Pica8 kicked off a busy week in the increasingly competitive software-defined networking space, making moves that officials say will help fuel the adoption of Linux-based OSes on bare-metal switches.
The company announced Oct. 6 that it was embracing the Open Network Install Environment (ONIE), which enables businesses to more easily load a network OS on bare-metal switches. ONIE gives customers the ability to consider a wider range of standard OSes and switches from original design manufacturers (ODMs) when building out their infrastructure.
ONIE has been accepted by the Open Compute Project, and enables businesses to run a range of operating systems—such as Pica8's PicOS or Cumulus Networks' operating system—on the same switch hardware. Vendors like Pica8 and Cumulus Networks are championing the use of standards-based operating systems running on low-cost bare-metal switches as an alternative in the software-defined network (SDN) space to more expensive and complex hardware from the likes of Cisco Systems and Juniper Networks.
"Our goal is to enable choice in selecting network hardware and software, and PicOS supports bare metal switches from major original device manufacturers," Steve Garrison, vice president of marketing at Pica8, said in a statement. "By supporting ONIE, we make it easier than ever for our customers to integrate PicOS onto the bare metal switches of their choice."

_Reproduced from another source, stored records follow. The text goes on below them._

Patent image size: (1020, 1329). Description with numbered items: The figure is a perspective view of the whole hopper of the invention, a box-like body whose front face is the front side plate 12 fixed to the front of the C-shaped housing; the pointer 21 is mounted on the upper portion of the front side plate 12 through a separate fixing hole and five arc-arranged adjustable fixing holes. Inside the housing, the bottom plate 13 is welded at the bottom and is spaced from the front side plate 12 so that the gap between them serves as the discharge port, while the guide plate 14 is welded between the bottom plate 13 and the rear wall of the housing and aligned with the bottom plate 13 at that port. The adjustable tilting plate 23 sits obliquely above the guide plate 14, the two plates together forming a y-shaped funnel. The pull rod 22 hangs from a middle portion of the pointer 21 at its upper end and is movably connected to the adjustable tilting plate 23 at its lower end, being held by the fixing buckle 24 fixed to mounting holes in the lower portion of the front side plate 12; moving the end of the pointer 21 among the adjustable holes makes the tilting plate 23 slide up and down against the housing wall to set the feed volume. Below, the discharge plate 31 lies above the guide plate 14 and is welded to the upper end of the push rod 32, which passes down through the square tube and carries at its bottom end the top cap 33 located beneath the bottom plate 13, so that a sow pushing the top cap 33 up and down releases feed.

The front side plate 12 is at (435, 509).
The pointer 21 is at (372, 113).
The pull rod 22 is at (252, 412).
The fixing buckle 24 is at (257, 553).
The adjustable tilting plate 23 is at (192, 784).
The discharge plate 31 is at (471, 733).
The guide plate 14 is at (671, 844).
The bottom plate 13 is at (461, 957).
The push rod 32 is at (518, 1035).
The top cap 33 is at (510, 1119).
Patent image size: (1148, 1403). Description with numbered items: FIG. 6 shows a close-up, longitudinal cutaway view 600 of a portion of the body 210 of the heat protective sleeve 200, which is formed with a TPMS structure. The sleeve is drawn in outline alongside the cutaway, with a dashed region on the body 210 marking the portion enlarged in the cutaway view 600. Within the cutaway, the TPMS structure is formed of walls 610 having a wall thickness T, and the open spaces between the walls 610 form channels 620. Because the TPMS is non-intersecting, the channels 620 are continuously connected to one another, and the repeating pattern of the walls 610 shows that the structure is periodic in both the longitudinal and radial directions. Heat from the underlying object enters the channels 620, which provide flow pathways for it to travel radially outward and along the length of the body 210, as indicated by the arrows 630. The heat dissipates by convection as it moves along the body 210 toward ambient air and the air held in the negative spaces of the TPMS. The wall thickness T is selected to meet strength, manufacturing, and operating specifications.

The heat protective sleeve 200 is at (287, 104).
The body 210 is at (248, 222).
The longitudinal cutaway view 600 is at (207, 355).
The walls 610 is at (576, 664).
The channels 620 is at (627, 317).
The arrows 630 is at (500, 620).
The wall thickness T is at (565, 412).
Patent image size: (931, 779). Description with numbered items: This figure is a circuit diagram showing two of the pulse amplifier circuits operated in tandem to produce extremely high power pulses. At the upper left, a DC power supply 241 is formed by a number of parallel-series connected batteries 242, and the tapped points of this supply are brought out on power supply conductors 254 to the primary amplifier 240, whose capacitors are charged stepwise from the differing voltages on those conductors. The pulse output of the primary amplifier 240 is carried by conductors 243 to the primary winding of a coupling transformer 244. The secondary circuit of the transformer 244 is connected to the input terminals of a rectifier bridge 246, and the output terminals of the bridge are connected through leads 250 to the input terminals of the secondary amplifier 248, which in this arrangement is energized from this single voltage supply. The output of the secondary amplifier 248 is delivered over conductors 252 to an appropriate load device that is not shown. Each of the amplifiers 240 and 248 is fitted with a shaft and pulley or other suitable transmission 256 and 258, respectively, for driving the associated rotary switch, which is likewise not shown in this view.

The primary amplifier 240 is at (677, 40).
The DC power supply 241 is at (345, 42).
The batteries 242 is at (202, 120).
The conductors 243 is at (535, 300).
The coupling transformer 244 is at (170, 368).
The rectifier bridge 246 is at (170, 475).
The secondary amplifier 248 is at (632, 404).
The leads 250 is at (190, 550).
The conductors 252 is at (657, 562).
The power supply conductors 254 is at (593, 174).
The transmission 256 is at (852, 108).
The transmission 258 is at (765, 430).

Pica8 in the past has offered PicOS as a preloaded option on bare-metal switches from ODM partners. By offering developers a free version of the operating system, company officials said they are creating another avenue for driving adoption of the OS on a wide range of commodity networking hardware. The free trial version of PicOS also enables organizations to investigate SDN before jumping right in.
"By offering a free-trial download of PicOS, we want to demonstrate that high-performance network hardware and software can be bought separately, just as the server industry has successfully shown through its supply chain model for many years," Olivier Vautrin, head of product line management for Pica8, said in a statement.
Pica8 officials said getting PicOS up and running is made easy by using the ONIE boot loader and Zero-Touch Provisioning tools. Developers can get the free version of PicOS online.
The announcements came less than a week after Pica8 announced a $12.5 million round of financing, bringing the total raised by the company to more than $20 million.
For their part, officials with Cyan announced Oct. 8 that it is adding support for particular networking switches from Cisco and Juniper to its carrier-grade Blue Planet SDN and network-functions virtualization (NFV) platform.
Network operator environments tend to be multivendor, and the Blue Planet platform is designed to enable customers to automatically provision and manage networking gear from disparate companies. Bringing Cisco and Juniper into the fold broadens the number of environments that Cyan's Blue Planet platform can operate in.
"Customers are looking for us to integrate and orchestrate Cisco and Juniper based on their perspective that the element management systems and SDN tools available today for these devices are not capable of providing the multi-vendor service automation, management, and abstraction that Blue Planet delivers," Cyan President Michael Hatfield said in a statement. "This is required for the network transformation our customers are rapidly embracing."
The support for the Cisco and Juniper gear is available for demonstrations and customer trials now, but won't appear commercially until the next version of the Blue Planet software due in the fourth quarter.